Defender for Office 365¶
What Defender capabilities the Home actually has depends on the licence tier in effect under the Microsoft nonprofit grant. This is worth confirming before assuming either that protection is in place or that something is switched on because it is included.
Exchange Online Protection is included with all M365 licences. It provides baseline anti-malware, anti-spam, and anti-spoofing filtering. It is on by default, but the default configuration is not the same as a tuned configuration.
Defender for Office 365 Plan 1 adds Safe Links and Safe Attachments. Safe Links rewrites URLs in email and documents and checks them at click time against a threat intelligence feed. Safe Attachments detonates suspicious attachments in a sandbox before delivery. Both require configuration beyond their defaults to provide useful protection.
Defender for Office 365 Plan 2 adds threat investigation and response tools, advanced hunting, and attack simulation training. For the Home at its current stage, Plan 1 is the relevant threshold.
What Defender does not catch¶
The Fabulist Incident is the clearest illustration of Defender’s limits in the Home’s context. The phishing email that initiated the breach arrived in the inbox cleanly: it contained no suspicious attachments, no URL that triggered Safe Links, and no domain that matched a known blocklist at the time of delivery. The follow-up executable was a loader technique tested against Defender before deployment. Kevin’s machine was running Defender. The executable opened. The loader reached its destination.

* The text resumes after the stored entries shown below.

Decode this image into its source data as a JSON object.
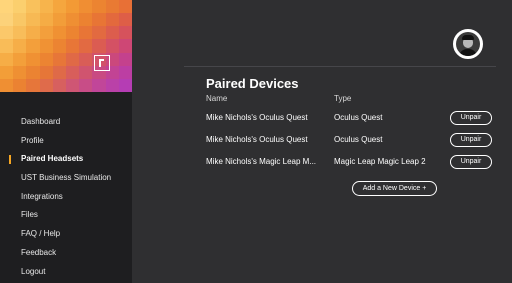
{
  "theme": {
    "accent": "#f5a623",
    "sidebar_bg": "#1e1e20",
    "main_bg": "#2f2f31",
    "mosaic_colors": [
      "#ffd57a",
      "#fbcf6e",
      "#f9c15c",
      "#f7b44c",
      "#f5a63e",
      "#f39a35",
      "#f08e33",
      "#ec8431",
      "#e97a33",
      "#e87036",
      "#fcd27a",
      "#f9c766",
      "#f7b954",
      "#f5ac45",
      "#f29d39",
      "#ef8f33",
      "#ec8231",
      "#e87535",
      "#e3693d",
      "#de5e47",
      "#fbc86a",
      "#f8bd5a",
      "#f6ae49",
      "#f39f3c",
      "#f09133",
      "#ec8431",
      "#e87536",
      "#e26a40",
      "#dc5d4d",
      "#d6525c",
      "#f9bc58",
      "#f6ae48",
      "#f39f3b",
      "#f09234",
      "#ec8432",
      "#e87637",
      "#e26a42",
      "#db5c52",
      "#d45164",
      "#ce4775",
      "#f6ad46",
      "#f39f3a",
      "#f09133",
      "#ec8432",
      "#e77638",
      "#e06946",
      "#d95d57",
      "#d2526a",
      "#cb487c",
      "#c4418d",
      "#f39e38",
      "#ef9033",
      "#eb8332",
      "#e67638",
      "#df6a48",
      "#d85e5b",
      "#d0546f",
      "#c94a82",
      "#c24394",
      "#bc3ea3",
      "#ef8f33",
      "#eb8232",
      "#e6763a",
      "#df6b4b",
      "#d7605f",
      "#cf5674",
      "#c84d87",
      "#c14699",
      "#ba41a8",
      "#b53db4"
    ]
  },
  "sidebar": {
    "items": [
      {
        "label": "Dashboard",
        "active": false
      },
      {
        "label": "Profile",
        "active": false
      },
      {
        "label": "Paired Headsets",
        "active": true
      },
      {
        "label": "UST Business Simulation",
        "active": false
      },
      {
        "label": "Integrations",
        "active": false
      },
      {
        "label": "Files",
        "active": false
      },
      {
        "label": "FAQ / Help",
        "active": false
      },
      {
        "label": "Feedback",
        "active": false
      },
      {
        "label": "Logout",
        "active": false
      }
    ]
  },
  "main": {
    "title": "Paired Devices",
    "columns": {
      "name": "Name",
      "type": "Type"
    },
    "devices": [
      {
        "name": "Mike Nichols's Oculus Quest",
        "type": "Oculus Quest",
        "action": "Unpair"
      },
      {
        "name": "Mike Nichols's Oculus Quest",
        "type": "Oculus Quest",
        "action": "Unpair"
      },
      {
        "name": "Mike Nichols's Magic Leap M...",
        "type": "Magic Leap Magic Leap 2",
        "action": "Unpair"
      }
    ],
    "add_button": "Add a New Device +"
  },
  "user": {
    "avatar_icon": "user-avatar-icon"
  }
}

This is not a failure of Defender specifically. It is a description of the current threat landscape: attacker techniques are developed against the defences that targets are known to run, and techniques that pass those defences are the ones used in campaigns. This is why the security awareness programme runs simulations against live Defender rather than bypassing it. The question is not whether Defender catches everything, it does not, but whether the organisation’s detection and response capability catches what Defender misses.
Checking what is configured¶
Go to the Microsoft 365 Defender portal, then Email and collaboration, then Policies and rules, then Threat policies. Work through: Anti-phishing, Anti-spam, Anti-malware, Safe Links, and Safe Attachments.
For each policy, check whether it is enabled and what it covers. Safe Links and Safe Attachments in default configuration protect email. They can be extended to SharePoint, OneDrive, and Teams, which is worth enabling given how much of the Home’s content lives in those workloads.
Preset security policies¶
Microsoft’s Standard and Strict preset security policies apply recommended configuration across Exchange Online Protection and Defender for Office 365 in a single action. For an organisation that does not have capacity to tune individual policies, applying the Standard preset is a reasonable baseline. Check the current configuration against the preset settings to understand the gap.
Alert policies¶
Check what alert policies are configured and where alerts go. In a default M365 tenant, security alerts are sent to Global Administrators. At the Home, that means alerts currently route to an account held by someone who does not work here. This needs to be resolved as part of the admin role remediation, but it also means that security alerts may have been going unreviewed for as long as the dormant account has been present.
Assign a named recipient for security alerts: the Head of IT, or a shared mailbox that the Head of IT and IT coordinator both monitor. A security alert that reaches a distribution list of people who each assume someone else has read it is functionally the same as an alert that was not sent.